Wow. That's just so interesting because on the one hand you think about just how quickly mobile device technology has evolved, and how clearly the stuff that underpins it on the backend has not kept pace with that. So fascinating. Well, a couple of questions I want to make sure I ask you before we wrap up. The first is really with the way that we communicate and manage data changing so quickly, what do you see as the biggest challenge that we're going to face in the next few years?
I think the biggest challenge we're going to face is the one we're facing right now, which is how do we collaborate remotely in a secure way that's actually intuitive and easy to use for a broad swath of the population? I don't think we're there yet and I think we're finding out very painfully that we actually have quite a ways to go. There's quite a different, you know, there's a number of tools that are out there. I haven't seen one yet that I think really rings the bell in terms of ease of use, ease of access, and a robust level of security. I think that that's going to be a big problem for us. A big challenge that a lot of people including us are going to be working hard to solve over the next few years.
So knowing that there's not one that rings the bell, what technologies that are out there right now are you most excited about?
That's a great question. So I'm really excited about our technology because I think we approach the problem first from a security standpoint and from meeting the requirements of the organization and then, you know, broadening our capabilities to become more of a collaboration platform as opposed to a one to one communications platform. And I think that others have come from the standpoint of ease of use and a more consumer feel. And I think it's actually harder to come from that perspective, as we've seen with Zoom, and try and layer in the security.
Yeah. Now other than KoolSpan, company or individual, who do you think is doing really interesting and cutting edge work in this area?
Other than KoolSpan, who is doing really interesting and cutting edge work in this area?
It could be an individual person or a company.
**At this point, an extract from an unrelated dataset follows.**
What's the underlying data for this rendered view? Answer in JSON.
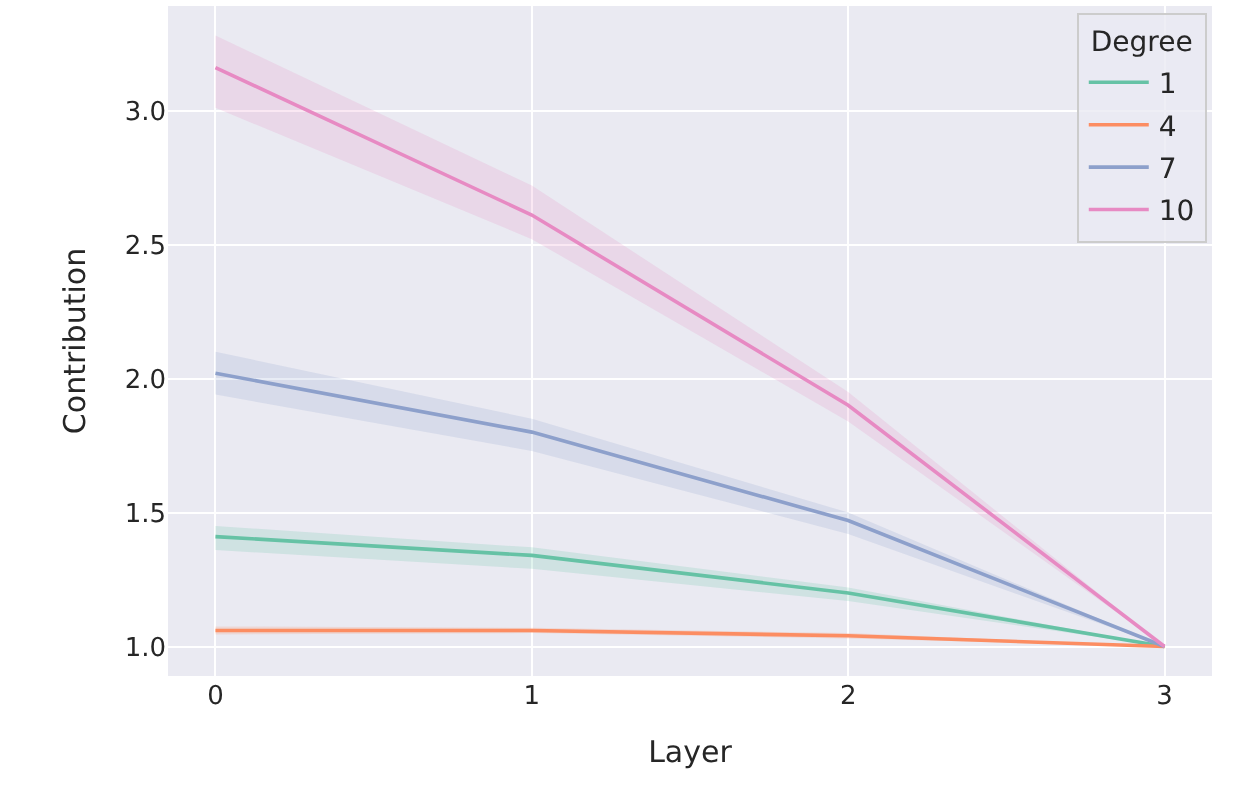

I think that Harold Smith at Monkton is doing really interesting work in this area in terms of, he's got a really good understanding of the security requirements, particularly from the perspective of the Department of Defense, but then also just kind of a leading edge, innovative perspective on how to rapidly develop mobile applications and get them into the hands of users as quickly as possible. And he's been working a long time, you know, kind of building this capability and I think right now we're really seeing that that combination, his pretty unique combination of understanding how to navigate through the building and the Department of Defense, but then also be a really innovative and scrappy mobile app developer is just a great combination.
Alright, so Harold Smith?
Harold Smith at Monkton, yes. That's the one to watch.
I'll put a link to information about him in the show notes.
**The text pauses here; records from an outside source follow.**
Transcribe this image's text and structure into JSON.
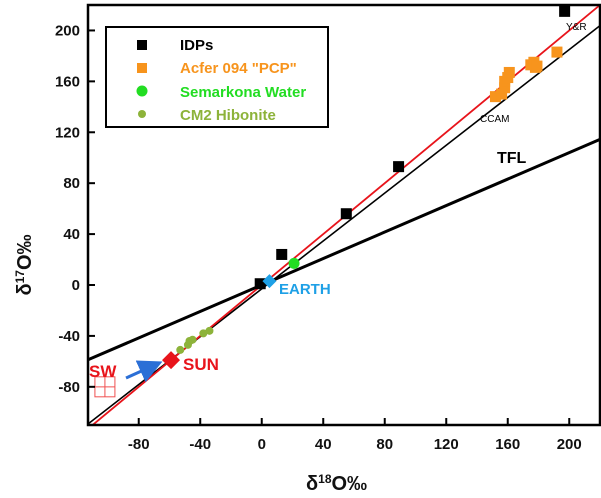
{
  "chart_data": {
    "type": "scatter",
    "xlabel": {
      "delta": "δ",
      "sup": "18",
      "rest": "O‰"
    },
    "ylabel": {
      "delta": "δ",
      "sup": "17",
      "rest": "O‰"
    },
    "xlim": [
      -113,
      220
    ],
    "ylim": [
      -110,
      220
    ],
    "xticks": [
      -80,
      -40,
      0,
      40,
      80,
      120,
      160,
      200
    ],
    "yticks": [
      -80,
      -40,
      0,
      40,
      80,
      120,
      160,
      200
    ],
    "tick_labels_x": [
      "-80",
      "-40",
      "0",
      "40",
      "80",
      "120",
      "160",
      "200"
    ],
    "tick_labels_y": [
      "-80",
      "-40",
      "0",
      "40",
      "80",
      "120",
      "160",
      "200"
    ],
    "legend_position": "top-left",
    "series": [
      {
        "name": "IDPs",
        "marker": "square",
        "color": "#000000",
        "points": [
          [
            -1,
            1
          ],
          [
            13,
            24
          ],
          [
            55,
            56
          ],
          [
            89,
            93
          ],
          [
            197,
            215
          ]
        ]
      },
      {
        "name": "Acfer 094 \"PCP\"",
        "marker": "square",
        "color": "#f7941d",
        "points": [
          [
            152,
            148
          ],
          [
            156,
            150
          ],
          [
            158,
            155
          ],
          [
            158,
            160
          ],
          [
            160,
            163
          ],
          [
            161,
            167
          ],
          [
            175,
            173
          ],
          [
            177,
            175
          ],
          [
            178,
            171
          ],
          [
            179,
            172
          ],
          [
            192,
            183
          ]
        ]
      },
      {
        "name": "Semarkona Water",
        "marker": "circle",
        "color": "#22dd22",
        "points": [
          [
            21,
            17
          ]
        ]
      },
      {
        "name": "CM2 Hibonite",
        "marker": "circle",
        "color": "#8db33a",
        "points": [
          [
            -53,
            -51
          ],
          [
            -48,
            -47
          ],
          [
            -47,
            -44
          ],
          [
            -45,
            -43
          ],
          [
            -38,
            -38
          ],
          [
            -34,
            -36
          ]
        ]
      }
    ],
    "special_points": [
      {
        "label": "EARTH",
        "x": 5,
        "y": 3,
        "marker": "diamond",
        "color": "#1ea0e6"
      },
      {
        "label": "SUN",
        "x": -59,
        "y": -59,
        "marker": "diamond",
        "color": "#e8141b"
      },
      {
        "label": "SW",
        "x": -102,
        "y": -80,
        "marker": "open-square",
        "color": "#f05050"
      }
    ],
    "lines": [
      {
        "name": "TFL",
        "slope": 0.52,
        "intercept": 0,
        "color": "#000000"
      },
      {
        "name": "CCAM",
        "slope": 0.94,
        "intercept": -3,
        "color": "#000000"
      },
      {
        "name": "Y&R",
        "slope": 1.0,
        "intercept": 0,
        "color": "#e8141b"
      }
    ],
    "line_labels": {
      "TFL": "TFL",
      "CCAM": "CCAM",
      "YR": "Y&R"
    },
    "point_labels": {
      "earth": "EARTH",
      "sun": "SUN",
      "sw": "SW"
    }
  },
  "colors": {
    "sw_arrow": "#2b6fd6"
  }
}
Absolutely, and someone that's worth talking to by the way.
Yeah, definitely. We'll have to try and get him on. Harold, we're coming for ya. Well, thank you so much for joining me this week, Nigel. This has been really interesting to learn about this and what a fascinating but sort of hairy problem to try and solve.
Challenging times but exciting and really looking forward to being part of the solution here.
Great. Well, if you're listening and you enjoyed this episode, please consider leaving the podcast a review on Apple Podcasts or wherever you choose to listen. We want to hear from you, and if you have an idea for a future episode, tweet us @Attilasecurity and maybe whoever you suggest will be the next guest. In the meantime, thank you so much, Nigel. It was fun talking with you.
Thank you. It was a pleasure speaking with you as well.